Le pêcheur de Gland en capture facilement jusqu’à trois par semaine. «J’ai un collègue qui en pêche environ 100 kg par jour», dit-il. La taille moyenne varie de 6 à 15 kg pour une fourchette de prix entre 45 et 60 francs le kg, voire 70 francs s’il est fumé, selon lui. Les retours des restaurateurs et de leurs clients «sont très positifs».
«Extraordinairement bon»
«Ferme en cuisson et fondant en bouche», aime résumer M. Fayet. «Le silure a une belle chair blanche, très ferme et sans aucune arête. Il est extraordinairement bon», approuve Alexandre Bonny, président de la corporation des pêcheurs professionnels du lac de Neuchâtel (CPPLN). «J’en pêche en moyenne un ou deux par semaine, mais d’autres collègues le font chaque jour. La fréquence est aussi liée à la baisse de quantité des autres poissons nobles dans le lac suivant les années», précise-t-il.
«Petit à petit, d’année en année, les pêcheurs en font la promotion et le commercialisent», confirme-t-il. «Les gens s’y intéressent toujours un peu plus et dépassent le préjugé d’un poisson qui est moche donc pas bon», observe M. Bonny. «C’est un travail de longue haleine avec le silure et ça porte gentiment ses fruits».
Beaucoup de déchets
Tous soulignent aussi sa saveur neutre, ce qui permet de multiples préparations et accompagnements de sauces relevées ou d’épices pour exalter son goût. Seul bémol: le peu de rendement même du poisson, avec 20% seulement de bons morceaux après dégraissage et donc beaucoup de déchets.
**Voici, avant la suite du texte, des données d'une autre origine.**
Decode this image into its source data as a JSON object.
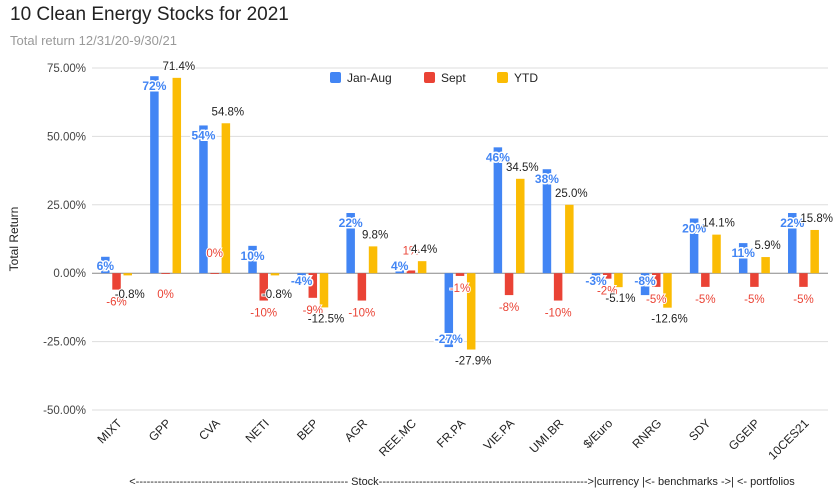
{
  "title": "10 Clean Energy Stocks for 2021",
  "subtitle": "Total return 12/31/20-9/30/21",
  "chart_data": {
    "type": "bar",
    "categories": [
      "MIXT",
      "GPP",
      "CVA",
      "NETI",
      "BEP",
      "AGR",
      "REE.MC",
      "FR.PA",
      "VIE.PA",
      "UMI.BR",
      "$/Euro",
      "RNRG",
      "SDY",
      "GGEIP",
      "10CES21"
    ],
    "series": [
      {
        "name": "Jan-Aug",
        "color": "#4285f4",
        "values": [
          6,
          72,
          54,
          10,
          -4,
          22,
          4,
          -27,
          46,
          38,
          -3,
          -8,
          20,
          11,
          22
        ],
        "labels": [
          "6%",
          "72%",
          "54%",
          "10%",
          "-4%",
          "22%",
          "4%",
          "-27%",
          "46%",
          "38%",
          "-3%",
          "-8%",
          "20%",
          "11%",
          "22%"
        ]
      },
      {
        "name": "Sept",
        "color": "#ea4335",
        "values": [
          -6,
          0,
          0,
          -10,
          -9,
          -10,
          1,
          -1,
          -8,
          -10,
          -2,
          -5,
          -5,
          -5,
          -5
        ],
        "labels": [
          "-6%",
          "0%",
          "0%",
          "-10%",
          "-9%",
          "-10%",
          "1%",
          "-1%",
          "-8%",
          "-10%",
          "-2%",
          "-5%",
          "-5%",
          "-5%",
          "-5%"
        ]
      },
      {
        "name": "YTD",
        "color": "#fbbc04",
        "values": [
          -0.8,
          71.4,
          54.8,
          -0.8,
          -12.5,
          9.8,
          4.4,
          -27.9,
          34.5,
          25.0,
          -5.1,
          -12.6,
          14.1,
          5.9,
          15.8
        ],
        "labels": [
          "-0.8%",
          "71.4%",
          "54.8%",
          "-0.8%",
          "-12.5%",
          "9.8%",
          "4.4%",
          "-27.9%",
          "34.5%",
          "25.0%",
          "-5.1%",
          "-12.6%",
          "14.1%",
          "5.9%",
          "15.8%"
        ]
      }
    ],
    "ylabel": "Total Return",
    "xlabel": "<---------------------------------------------------------- Stock--------------------------------------------------------->|currency |<- benchmarks ->| <- portfolios",
    "ylim": [
      -50,
      75
    ],
    "yticks": [
      75,
      50,
      25,
      0,
      -25,
      -50
    ],
    "ytick_labels": [
      "75.00%",
      "50.00%",
      "25.00%",
      "0.00%",
      "-25.00%",
      "-50.00%"
    ],
    "legend_position": "top-center",
    "grid": true
  }
}
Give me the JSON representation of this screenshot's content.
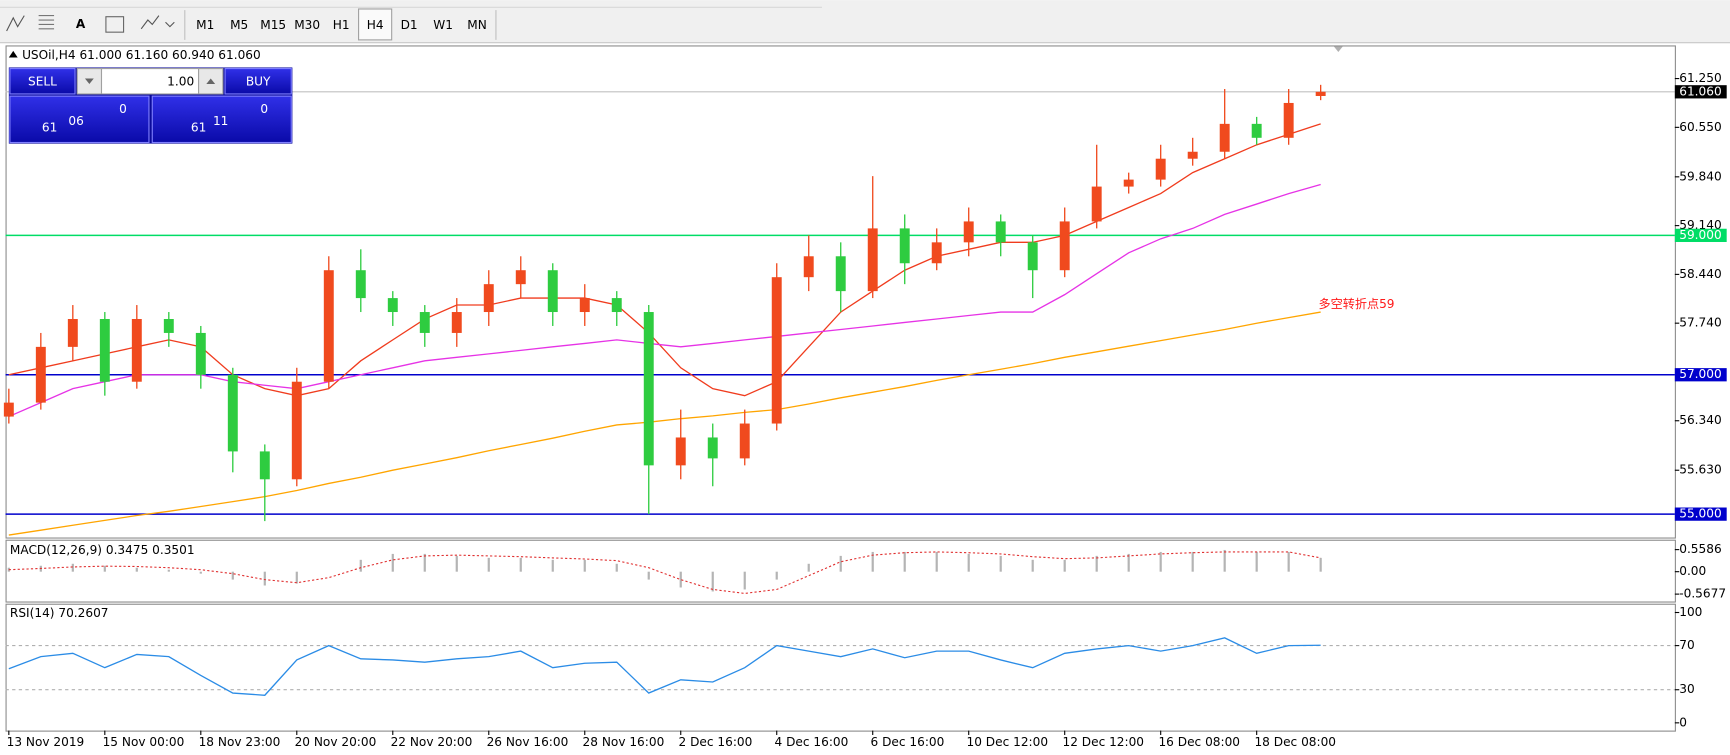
{
  "toolbar": {
    "text_tool": "A",
    "timeframes": [
      "M1",
      "M5",
      "M15",
      "M30",
      "H1",
      "H4",
      "D1",
      "W1",
      "MN"
    ],
    "active_index": 5
  },
  "trade_panel": {
    "sell": "SELL",
    "buy": "BUY",
    "lot": "1.00",
    "bid": {
      "big": "61",
      "main": "06",
      "small": "0"
    },
    "ask": {
      "big": "61",
      "main": "11",
      "small": "0"
    }
  },
  "chart_data": [
    {
      "type": "candlestick",
      "title": "USOil,H4  61.000 61.160 60.940 61.060",
      "categories": [
        "13 Nov 2019",
        null,
        null,
        "15 Nov 00:00",
        null,
        null,
        "18 Nov 23:00",
        null,
        null,
        "20 Nov 20:00",
        null,
        null,
        "22 Nov 20:00",
        null,
        null,
        "26 Nov 16:00",
        null,
        null,
        "28 Nov 16:00",
        null,
        null,
        "2 Dec 16:00",
        null,
        null,
        "4 Dec 16:00",
        null,
        null,
        "6 Dec 16:00",
        null,
        null,
        "10 Dec 12:00",
        null,
        null,
        "12 Dec 12:00",
        null,
        null,
        "16 Dec 08:00",
        null,
        null,
        "18 Dec 08:00",
        null,
        null
      ],
      "open": [
        56.4,
        56.6,
        57.4,
        57.8,
        56.9,
        57.8,
        57.6,
        57.0,
        55.9,
        55.5,
        56.9,
        58.5,
        58.1,
        57.9,
        57.6,
        57.9,
        58.3,
        58.5,
        57.9,
        58.1,
        57.9,
        55.7,
        56.1,
        55.8,
        56.3,
        58.4,
        58.7,
        58.2,
        59.1,
        58.6,
        58.9,
        59.2,
        58.9,
        58.5,
        59.2,
        59.7,
        59.8,
        60.1,
        60.2,
        60.6,
        60.4,
        61.0
      ],
      "high": [
        56.8,
        57.6,
        58.0,
        57.9,
        58.0,
        57.9,
        57.7,
        57.1,
        56.0,
        57.1,
        58.7,
        58.8,
        58.2,
        58.0,
        58.1,
        58.5,
        58.7,
        58.6,
        58.3,
        58.2,
        58.0,
        56.5,
        56.3,
        56.5,
        58.6,
        59.0,
        58.9,
        59.85,
        59.3,
        59.1,
        59.4,
        59.3,
        59.0,
        59.4,
        60.3,
        59.9,
        60.3,
        60.4,
        61.1,
        60.7,
        61.1,
        61.16
      ],
      "low": [
        56.3,
        56.5,
        57.2,
        56.7,
        56.8,
        57.4,
        56.8,
        55.6,
        54.9,
        55.4,
        56.8,
        57.9,
        57.7,
        57.4,
        57.4,
        57.7,
        58.1,
        57.7,
        57.7,
        57.7,
        55.0,
        55.5,
        55.4,
        55.7,
        56.2,
        58.2,
        57.9,
        58.1,
        58.3,
        58.5,
        58.7,
        58.7,
        58.1,
        58.4,
        59.1,
        59.6,
        59.7,
        60.0,
        60.1,
        60.3,
        60.3,
        60.94
      ],
      "close": [
        56.6,
        57.4,
        57.8,
        56.9,
        57.8,
        57.6,
        57.0,
        55.9,
        55.5,
        56.9,
        58.5,
        58.1,
        57.9,
        57.6,
        57.9,
        58.3,
        58.5,
        57.9,
        58.1,
        57.9,
        55.7,
        56.1,
        55.8,
        56.3,
        58.4,
        58.7,
        58.2,
        59.1,
        58.6,
        58.9,
        59.2,
        58.9,
        58.5,
        59.2,
        59.7,
        59.8,
        60.1,
        60.2,
        60.6,
        60.4,
        60.9,
        61.06
      ],
      "up_color": "#f04a1e",
      "down_color": "#2ecc40",
      "series": [
        {
          "color": "#f03c1e",
          "values": [
            57.0,
            57.1,
            57.2,
            57.3,
            57.4,
            57.5,
            57.4,
            57.0,
            56.8,
            56.7,
            56.8,
            57.2,
            57.5,
            57.8,
            58.0,
            58.0,
            58.1,
            58.1,
            58.1,
            58.0,
            57.6,
            57.1,
            56.8,
            56.7,
            56.9,
            57.4,
            57.9,
            58.2,
            58.5,
            58.7,
            58.8,
            58.9,
            58.9,
            59.0,
            59.2,
            59.4,
            59.6,
            59.9,
            60.1,
            60.3,
            60.45,
            60.6
          ]
        },
        {
          "color": "#e633e6",
          "values": [
            56.4,
            56.6,
            56.8,
            56.9,
            57.0,
            57.0,
            57.0,
            56.9,
            56.85,
            56.8,
            56.9,
            57.0,
            57.1,
            57.2,
            57.25,
            57.3,
            57.35,
            57.4,
            57.45,
            57.5,
            57.45,
            57.4,
            57.45,
            57.5,
            57.55,
            57.6,
            57.65,
            57.7,
            57.75,
            57.8,
            57.85,
            57.9,
            57.9,
            58.15,
            58.45,
            58.75,
            58.95,
            59.1,
            59.3,
            59.45,
            59.6,
            59.73
          ]
        },
        {
          "color": "#ffa500",
          "values": [
            54.7,
            54.77,
            54.84,
            54.91,
            54.98,
            55.04,
            55.11,
            55.18,
            55.25,
            55.34,
            55.44,
            55.53,
            55.63,
            55.72,
            55.81,
            55.91,
            56.0,
            56.09,
            56.19,
            56.28,
            56.32,
            56.37,
            56.41,
            56.46,
            56.5,
            56.58,
            56.67,
            56.75,
            56.83,
            56.92,
            57.0,
            57.08,
            57.16,
            57.25,
            57.33,
            57.41,
            57.49,
            57.57,
            57.65,
            57.74,
            57.82,
            57.9
          ]
        }
      ],
      "levels": [
        {
          "value": 59,
          "label": "59.000",
          "color": "#00dd66"
        },
        {
          "value": 57,
          "label": "57.000",
          "color": "#0000cc"
        },
        {
          "value": 55,
          "label": "55.000",
          "color": "#0000cc"
        }
      ],
      "current_price": {
        "value": 61.06,
        "label": "61.060"
      },
      "annotation": "多空转折点59",
      "annotation_color": "#ff1a1a",
      "ylim": [
        54.665,
        61.71
      ],
      "yticks": [
        {
          "value": 61.25,
          "label": "61.250"
        },
        {
          "value": 60.55,
          "label": "60.550"
        },
        {
          "value": 59.84,
          "label": "59.840"
        },
        {
          "value": 59.14,
          "label": "59.140"
        },
        {
          "value": 58.44,
          "label": "58.440"
        },
        {
          "value": 57.74,
          "label": "57.740"
        },
        {
          "value": 56.34,
          "label": "56.340"
        },
        {
          "value": 55.63,
          "label": "55.630"
        }
      ]
    },
    {
      "type": "macd",
      "title": "MACD(12,26,9) 0.3475 0.3501",
      "values": [
        0.1,
        0.15,
        0.2,
        0.15,
        0.1,
        0.05,
        -0.05,
        -0.2,
        -0.35,
        -0.3,
        0.0,
        0.3,
        0.45,
        0.45,
        0.4,
        0.35,
        0.35,
        0.3,
        0.3,
        0.2,
        -0.2,
        -0.4,
        -0.5,
        -0.45,
        -0.2,
        0.2,
        0.4,
        0.5,
        0.5,
        0.5,
        0.45,
        0.4,
        0.3,
        0.3,
        0.4,
        0.45,
        0.5,
        0.5,
        0.55,
        0.5,
        0.5,
        0.35
      ],
      "signal": [
        0.05,
        0.08,
        0.12,
        0.14,
        0.13,
        0.1,
        0.05,
        -0.05,
        -0.2,
        -0.28,
        -0.15,
        0.1,
        0.3,
        0.4,
        0.42,
        0.4,
        0.38,
        0.35,
        0.32,
        0.28,
        0.1,
        -0.2,
        -0.45,
        -0.55,
        -0.45,
        -0.1,
        0.25,
        0.42,
        0.48,
        0.5,
        0.48,
        0.45,
        0.38,
        0.33,
        0.35,
        0.4,
        0.45,
        0.48,
        0.5,
        0.5,
        0.5,
        0.35
      ],
      "color": "#b4b4b4",
      "signal_color": "#e03030",
      "ylim": [
        -0.754,
        0.782
      ],
      "yticks": [
        0.5586,
        {
          "value": 0,
          "label": "0.00"
        },
        -0.5677
      ]
    },
    {
      "type": "line",
      "title": "RSI(14) 70.2607",
      "values": [
        49,
        60,
        63,
        50,
        62,
        60,
        43,
        27,
        25,
        57,
        70,
        58,
        57,
        55,
        58,
        60,
        65,
        50,
        54,
        55,
        27,
        39,
        37,
        50,
        70,
        65,
        60,
        67,
        59,
        65,
        65,
        57,
        50,
        63,
        67,
        70,
        65,
        70,
        77,
        63,
        70,
        70.2607
      ],
      "color": "#2b8ce6",
      "levels": [
        70,
        30
      ],
      "ylim": [
        -7,
        108
      ],
      "yticks": [
        100,
        70,
        30,
        0
      ]
    }
  ]
}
«Le silure demande un gros travail de préparation. Il est donc bien moins rentable que les perches», témoigne Pierre Schaer, président de l’association des pêcheurs professionnels du Lac de Morat (APPLM). Il avoue d’ailleurs que ce poisson n’est pas sa priorité. «Je ne peux pas tout pêcher». Il cite au passage au moins deux restaurants qui le proposent sur leur carte des menus, notamment à Avenches.
A noter que le silure n’est pas présent dans les deux lacs de la Vallée de Joux.